Uni reforms remove study barriers for Gladstone students
CENTRAL Queensland University has welcomed reforms to the sector, saying the changes are good news for Gladstone and the region's students.
The reforms will see cost variations in some degrees, with both price hikes and reductions, but CQU Vice Chancellor, Professor Nick Klomp said the changes will remove barriers for Gladstone people to study.
"Evidence shows that when people go to university in regions like Gladstone, they're more likely to stay in the regions after they graduate and become part of the regional workforce," he said.
"It's vital to the future of the regions that we - universities and government - do whatever we can to encourage regional students to study regionally.

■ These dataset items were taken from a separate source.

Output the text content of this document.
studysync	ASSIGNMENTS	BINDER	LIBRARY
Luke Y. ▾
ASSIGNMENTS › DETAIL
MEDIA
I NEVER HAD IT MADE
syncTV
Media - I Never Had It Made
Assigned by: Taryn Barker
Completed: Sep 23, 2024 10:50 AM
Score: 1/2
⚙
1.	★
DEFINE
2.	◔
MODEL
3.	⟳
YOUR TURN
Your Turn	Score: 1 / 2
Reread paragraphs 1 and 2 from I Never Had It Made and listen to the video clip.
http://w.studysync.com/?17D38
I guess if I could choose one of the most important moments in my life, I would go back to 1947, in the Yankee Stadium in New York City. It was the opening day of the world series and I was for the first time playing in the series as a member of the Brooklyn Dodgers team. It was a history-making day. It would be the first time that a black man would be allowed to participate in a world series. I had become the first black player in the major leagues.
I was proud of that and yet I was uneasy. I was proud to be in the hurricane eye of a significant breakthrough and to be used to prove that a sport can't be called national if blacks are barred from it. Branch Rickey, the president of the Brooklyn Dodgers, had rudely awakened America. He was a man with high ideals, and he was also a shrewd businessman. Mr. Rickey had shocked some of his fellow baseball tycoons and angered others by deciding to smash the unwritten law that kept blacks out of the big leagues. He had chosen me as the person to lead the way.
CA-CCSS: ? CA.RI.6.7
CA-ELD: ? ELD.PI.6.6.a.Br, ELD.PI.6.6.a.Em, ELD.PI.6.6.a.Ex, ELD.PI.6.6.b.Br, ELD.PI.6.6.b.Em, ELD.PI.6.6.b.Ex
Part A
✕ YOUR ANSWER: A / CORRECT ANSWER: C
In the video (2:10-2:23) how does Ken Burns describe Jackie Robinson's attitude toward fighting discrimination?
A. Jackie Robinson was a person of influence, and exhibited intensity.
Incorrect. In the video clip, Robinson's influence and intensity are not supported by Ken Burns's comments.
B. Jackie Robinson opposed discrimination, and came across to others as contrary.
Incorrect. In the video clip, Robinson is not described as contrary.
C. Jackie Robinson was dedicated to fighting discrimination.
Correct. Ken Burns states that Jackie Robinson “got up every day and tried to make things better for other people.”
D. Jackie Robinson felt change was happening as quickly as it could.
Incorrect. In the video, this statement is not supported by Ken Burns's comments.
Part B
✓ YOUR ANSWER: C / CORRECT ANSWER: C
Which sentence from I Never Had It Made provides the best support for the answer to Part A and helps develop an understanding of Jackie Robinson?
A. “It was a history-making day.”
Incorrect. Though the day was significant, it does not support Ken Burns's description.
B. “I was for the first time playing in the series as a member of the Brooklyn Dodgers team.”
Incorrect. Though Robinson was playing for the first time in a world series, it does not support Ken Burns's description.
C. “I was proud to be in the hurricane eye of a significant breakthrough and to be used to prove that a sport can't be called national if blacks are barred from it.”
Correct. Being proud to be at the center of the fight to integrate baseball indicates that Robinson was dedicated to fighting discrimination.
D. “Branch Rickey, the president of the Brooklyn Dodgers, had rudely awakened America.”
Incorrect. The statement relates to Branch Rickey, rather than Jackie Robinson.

"Reducing the cost of studying teaching, nursing, agriculture, health and engineering will make these courses more attractive to students from all walks of life, particularly people from the regions.
"Hopefully, the alignment of these fee incentives to in-demand occupations will also improve job prospects for regional graduates.
"Equally, the $5,000 Tertiary Access Payment, to support outer regional and remote students to relocate for study, looks promising and many of our students could benefit from that."
Current students won't see fees increase on their degrees.
Professor Klomp said while some degrees may cost more in the future, people should still follow their passions and their career goals when applying to university.
"Australia has one of the best tertiary education systems in the world, and that includes the ability for most domestic undergraduate students to defer their fees until they are earning higher salaries," he said.
"If you're truly passionate about something - whether that's a career in law, business, science, carpentry or the creative arts - my advice is to follow that passion, as it's most likely to result in future career success.
"There are other ways to ease the cost of study, whether that's studying part-time while working, accessing government support, or taking advantage of one of the $3m worth of scholarships CQU offers each year."
Professor Klomp said it was great to see the federal government implementing the recommendations of the 2019 Napthine Review into regional, rural and remote education.
"The establishment of a Regional Education Commissioner to oversee the government's regional education strategy was one of the key recommendations of the Napthine review, and I welcome the announcement of this role," he said.
"I'm also very keen to take a closer look at the expansion of regional university places, the $500m fund to support indigenous, regional and low SES students to graduate, and the $48.4m research grants program for regional universities to partner with industry."